Can you name another crime where a child is held as accountable as the parent?  Drugs?  We don’t hold a six year old found during a drug raid accountable.  We don’t hold the twelve year old accountable.  Why would we?  It is the parents who committed the crime, even if the child was living in the house.  Driving drunk?  I don’t remember a child going to jail because they were in the car when Mommy or Daddy was driving drunk.  Just this summer here in Southern New Mexico a kid was caught with the getaway car & loot that his father, uncle, and another male relative had left behind when the police were closing in.  The kid was given a teddy bear and taken somewhere safe.

You’re asking why I am wondering if I hate my mother.  I thought so after all of this.  Mom suggested I write their stories.  Okay, that’s not a bad thing.  It’s just I was a little busy with the Zeidrich Chronicles.  Now, I have another story forming in my head.  It is a story that needs to be told.  I’m thinking I may try to write a short story first and submit it to Glimmer Train Press’ September Contest (Open Fiction 2,000-20,000 words.)  I was trying to figure out what to write, anyways.

Don’t you hate it when your mother comes up with a great idea?  Can’t you see that discussion with an agent?  Agent: “How did you come up with the story?”  Me: “Well, my mom thinks she can’t write and told me someone needed to tell the story.”  Agent: “Your mother does have more ideas, right?”
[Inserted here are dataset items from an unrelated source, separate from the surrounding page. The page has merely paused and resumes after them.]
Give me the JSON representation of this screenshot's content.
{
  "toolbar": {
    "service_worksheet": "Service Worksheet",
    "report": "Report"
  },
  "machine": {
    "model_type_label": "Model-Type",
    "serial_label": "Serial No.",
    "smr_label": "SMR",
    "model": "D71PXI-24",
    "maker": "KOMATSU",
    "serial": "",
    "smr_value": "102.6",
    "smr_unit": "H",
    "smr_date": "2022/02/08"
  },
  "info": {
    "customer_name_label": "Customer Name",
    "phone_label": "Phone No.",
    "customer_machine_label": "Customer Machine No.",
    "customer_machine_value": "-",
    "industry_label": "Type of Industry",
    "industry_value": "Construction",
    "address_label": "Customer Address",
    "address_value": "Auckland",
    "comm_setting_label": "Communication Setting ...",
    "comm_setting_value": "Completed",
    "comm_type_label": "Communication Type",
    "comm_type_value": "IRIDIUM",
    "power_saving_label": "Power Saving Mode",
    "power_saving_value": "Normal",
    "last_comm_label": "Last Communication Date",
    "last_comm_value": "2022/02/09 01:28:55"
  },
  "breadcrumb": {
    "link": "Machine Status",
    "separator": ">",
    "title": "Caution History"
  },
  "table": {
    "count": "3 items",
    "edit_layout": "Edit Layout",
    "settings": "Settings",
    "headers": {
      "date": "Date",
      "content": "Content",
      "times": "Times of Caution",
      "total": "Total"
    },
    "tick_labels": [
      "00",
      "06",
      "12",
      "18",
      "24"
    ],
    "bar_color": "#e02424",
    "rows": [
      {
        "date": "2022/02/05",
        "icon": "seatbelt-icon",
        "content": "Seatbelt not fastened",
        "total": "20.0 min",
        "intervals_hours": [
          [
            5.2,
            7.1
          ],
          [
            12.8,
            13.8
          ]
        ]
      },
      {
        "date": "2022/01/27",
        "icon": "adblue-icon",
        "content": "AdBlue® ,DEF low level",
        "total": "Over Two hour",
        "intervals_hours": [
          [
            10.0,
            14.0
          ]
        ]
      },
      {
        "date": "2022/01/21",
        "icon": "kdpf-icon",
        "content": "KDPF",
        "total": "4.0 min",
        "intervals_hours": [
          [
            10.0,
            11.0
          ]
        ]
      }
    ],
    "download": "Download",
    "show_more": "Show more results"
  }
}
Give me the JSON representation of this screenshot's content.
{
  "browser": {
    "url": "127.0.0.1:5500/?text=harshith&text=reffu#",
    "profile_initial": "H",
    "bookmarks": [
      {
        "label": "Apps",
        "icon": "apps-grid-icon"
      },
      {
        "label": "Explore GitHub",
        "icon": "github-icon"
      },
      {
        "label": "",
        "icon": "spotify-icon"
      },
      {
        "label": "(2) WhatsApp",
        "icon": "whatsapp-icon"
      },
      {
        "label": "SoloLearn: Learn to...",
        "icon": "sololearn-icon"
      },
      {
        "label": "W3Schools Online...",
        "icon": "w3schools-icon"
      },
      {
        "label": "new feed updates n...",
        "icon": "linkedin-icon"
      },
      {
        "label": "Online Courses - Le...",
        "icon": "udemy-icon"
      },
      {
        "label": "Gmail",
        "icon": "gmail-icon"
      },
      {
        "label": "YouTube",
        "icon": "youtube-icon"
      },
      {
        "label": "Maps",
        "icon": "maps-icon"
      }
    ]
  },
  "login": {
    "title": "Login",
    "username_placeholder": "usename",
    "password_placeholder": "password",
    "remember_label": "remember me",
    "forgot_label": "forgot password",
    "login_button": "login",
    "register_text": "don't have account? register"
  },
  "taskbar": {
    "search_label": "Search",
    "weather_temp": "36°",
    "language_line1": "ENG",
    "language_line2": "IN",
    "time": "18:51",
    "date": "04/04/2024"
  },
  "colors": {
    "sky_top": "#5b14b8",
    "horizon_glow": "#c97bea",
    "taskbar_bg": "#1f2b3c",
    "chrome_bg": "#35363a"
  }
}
Oh well, it is a story that must be told.  The September Contest ends 30 September.  The results will be made public 30 November.  If I win, y’all will have to read it in Glimmer Train Press.  If not, I’ll post it here on the blog in December.

I guess I don’t hate my mother, just her muse’s timing.

-Amanda Nicole

PS: I got yet another rejection today.  This one was three pages long email not because of the amount of words, but the space between paragraphs!  I am not kidding when I say the printed email had four inches between paragraphs.  Yep, someone needs help with emails.